Don't. You could pull a Bush and end up driving off a cliff. All key bull market trendlines have been busted. The dollar is flying higher, silver is in the dumps, base metals are even worse, even gold is steadily losing ground towards $750. Your average miner is down 50% or so. The junior miners appear to be heading for bankruptcy en masse. Feel free to buy some call options on some of these names as a swing for the fence idea, but don't hold onto these names forever. A stock like Taseko has fallen from $6 to $2 this year. The company is solid, but you got to use stops... a 70% loss is unacceptable--you need a triple to regain your original capital. You can't buy and hold something like this... this is a fine time to nibble, but say you buy a Coeur D'Alene Mines at $1.48.... it's down from $5, but it may very well go to zero.

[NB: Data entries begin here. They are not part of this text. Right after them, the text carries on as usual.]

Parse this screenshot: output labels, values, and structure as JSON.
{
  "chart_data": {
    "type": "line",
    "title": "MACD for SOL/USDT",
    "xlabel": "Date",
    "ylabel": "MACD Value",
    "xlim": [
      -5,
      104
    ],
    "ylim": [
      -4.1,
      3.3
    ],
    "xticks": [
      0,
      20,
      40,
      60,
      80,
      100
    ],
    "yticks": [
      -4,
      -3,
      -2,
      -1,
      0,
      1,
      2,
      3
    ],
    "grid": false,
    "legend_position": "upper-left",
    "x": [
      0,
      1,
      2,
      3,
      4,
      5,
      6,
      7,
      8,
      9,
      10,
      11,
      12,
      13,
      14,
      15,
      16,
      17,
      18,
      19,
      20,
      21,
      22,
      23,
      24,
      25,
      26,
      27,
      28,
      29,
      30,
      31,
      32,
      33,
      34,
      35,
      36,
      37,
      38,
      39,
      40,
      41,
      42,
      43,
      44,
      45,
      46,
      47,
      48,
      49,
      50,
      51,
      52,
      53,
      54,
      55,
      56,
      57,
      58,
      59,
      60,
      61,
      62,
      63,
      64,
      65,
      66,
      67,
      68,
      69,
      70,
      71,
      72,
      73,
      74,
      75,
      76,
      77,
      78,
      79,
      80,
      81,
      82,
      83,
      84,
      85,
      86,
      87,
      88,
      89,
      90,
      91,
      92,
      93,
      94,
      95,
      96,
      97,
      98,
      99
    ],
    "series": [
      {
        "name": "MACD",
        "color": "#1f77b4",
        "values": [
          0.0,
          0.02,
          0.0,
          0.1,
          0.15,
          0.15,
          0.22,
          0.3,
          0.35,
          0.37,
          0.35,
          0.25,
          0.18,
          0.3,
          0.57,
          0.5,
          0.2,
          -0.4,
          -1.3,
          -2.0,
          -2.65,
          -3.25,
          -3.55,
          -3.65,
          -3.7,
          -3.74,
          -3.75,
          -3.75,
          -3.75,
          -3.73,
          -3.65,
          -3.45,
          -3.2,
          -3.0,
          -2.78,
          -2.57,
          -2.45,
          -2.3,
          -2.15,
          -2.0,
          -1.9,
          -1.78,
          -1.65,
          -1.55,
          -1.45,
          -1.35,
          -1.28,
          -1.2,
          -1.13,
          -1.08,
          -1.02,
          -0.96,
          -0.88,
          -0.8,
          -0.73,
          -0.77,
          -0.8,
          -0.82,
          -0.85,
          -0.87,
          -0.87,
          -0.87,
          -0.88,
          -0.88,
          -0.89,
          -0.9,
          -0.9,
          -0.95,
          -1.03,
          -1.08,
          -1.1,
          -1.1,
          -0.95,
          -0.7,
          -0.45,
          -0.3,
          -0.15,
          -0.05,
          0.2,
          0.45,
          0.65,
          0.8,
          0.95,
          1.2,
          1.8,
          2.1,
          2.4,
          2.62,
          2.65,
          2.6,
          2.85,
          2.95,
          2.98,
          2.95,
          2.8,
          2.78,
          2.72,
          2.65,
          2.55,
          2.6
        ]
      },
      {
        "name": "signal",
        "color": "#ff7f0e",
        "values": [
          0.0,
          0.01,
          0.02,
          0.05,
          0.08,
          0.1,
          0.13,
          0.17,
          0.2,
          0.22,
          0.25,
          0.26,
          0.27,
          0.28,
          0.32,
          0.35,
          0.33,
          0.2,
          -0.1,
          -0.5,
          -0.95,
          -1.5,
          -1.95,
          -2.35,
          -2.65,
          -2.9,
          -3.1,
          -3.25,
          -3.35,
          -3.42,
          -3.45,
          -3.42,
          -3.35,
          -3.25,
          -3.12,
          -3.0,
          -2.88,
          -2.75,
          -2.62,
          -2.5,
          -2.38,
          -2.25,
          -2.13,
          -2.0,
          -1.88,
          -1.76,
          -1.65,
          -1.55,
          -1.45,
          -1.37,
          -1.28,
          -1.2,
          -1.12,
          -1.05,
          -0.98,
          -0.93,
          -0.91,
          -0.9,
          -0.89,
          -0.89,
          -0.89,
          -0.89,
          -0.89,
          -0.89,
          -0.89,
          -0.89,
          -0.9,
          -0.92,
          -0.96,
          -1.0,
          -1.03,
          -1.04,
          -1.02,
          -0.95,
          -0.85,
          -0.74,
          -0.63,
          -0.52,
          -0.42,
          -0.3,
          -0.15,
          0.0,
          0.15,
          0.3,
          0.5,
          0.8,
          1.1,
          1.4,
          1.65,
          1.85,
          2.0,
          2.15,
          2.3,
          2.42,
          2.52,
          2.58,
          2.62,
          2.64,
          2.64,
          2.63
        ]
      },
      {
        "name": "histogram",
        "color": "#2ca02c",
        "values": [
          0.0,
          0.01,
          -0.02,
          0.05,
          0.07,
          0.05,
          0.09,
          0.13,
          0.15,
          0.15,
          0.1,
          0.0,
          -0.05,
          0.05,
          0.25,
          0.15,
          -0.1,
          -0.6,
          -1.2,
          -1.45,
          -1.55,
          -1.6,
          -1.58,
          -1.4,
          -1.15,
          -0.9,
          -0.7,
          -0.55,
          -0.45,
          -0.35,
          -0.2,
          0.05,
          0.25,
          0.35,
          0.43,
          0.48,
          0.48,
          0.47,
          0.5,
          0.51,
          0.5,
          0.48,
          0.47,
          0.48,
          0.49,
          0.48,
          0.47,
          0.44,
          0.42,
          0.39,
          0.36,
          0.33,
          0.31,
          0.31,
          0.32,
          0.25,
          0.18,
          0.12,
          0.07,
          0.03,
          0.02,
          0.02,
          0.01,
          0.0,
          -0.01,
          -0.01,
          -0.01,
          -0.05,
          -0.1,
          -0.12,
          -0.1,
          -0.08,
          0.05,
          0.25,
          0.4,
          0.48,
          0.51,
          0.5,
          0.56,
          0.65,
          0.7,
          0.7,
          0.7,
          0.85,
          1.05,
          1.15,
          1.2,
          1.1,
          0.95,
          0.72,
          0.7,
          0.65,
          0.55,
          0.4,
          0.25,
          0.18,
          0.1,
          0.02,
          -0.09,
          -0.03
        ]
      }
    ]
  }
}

CDE isn't necessarily cheap now. The P/E is still 26... and that is a past P/E based off much better silver prices. CDE could very well be a zero. If you buy, you gotta set a stop at $1.25 and take your money and live for another day should CDE head to a bankruptcy court. It is quite probably that 50-70% of the mining juniors go bankrupt and leave shareholders with squat as this mining bubble collapses.
Miners to nibble on here (no particular order of quality... due your own research on these. Set your stops 10-20% below current market price in case gold makes its move to $600 immediately rather than dead cat bouncing first.) TGB, AUY, JAG, IAG, and EGO. GG is the long-cap stock to play... GG is eventually going to $8 a share... but in the near-term GG could get back to as high as the low 30's before resuming it's collapse. If you're going to take one option play, I'd take the Sept 25's on GG or the AUY Sept 8's.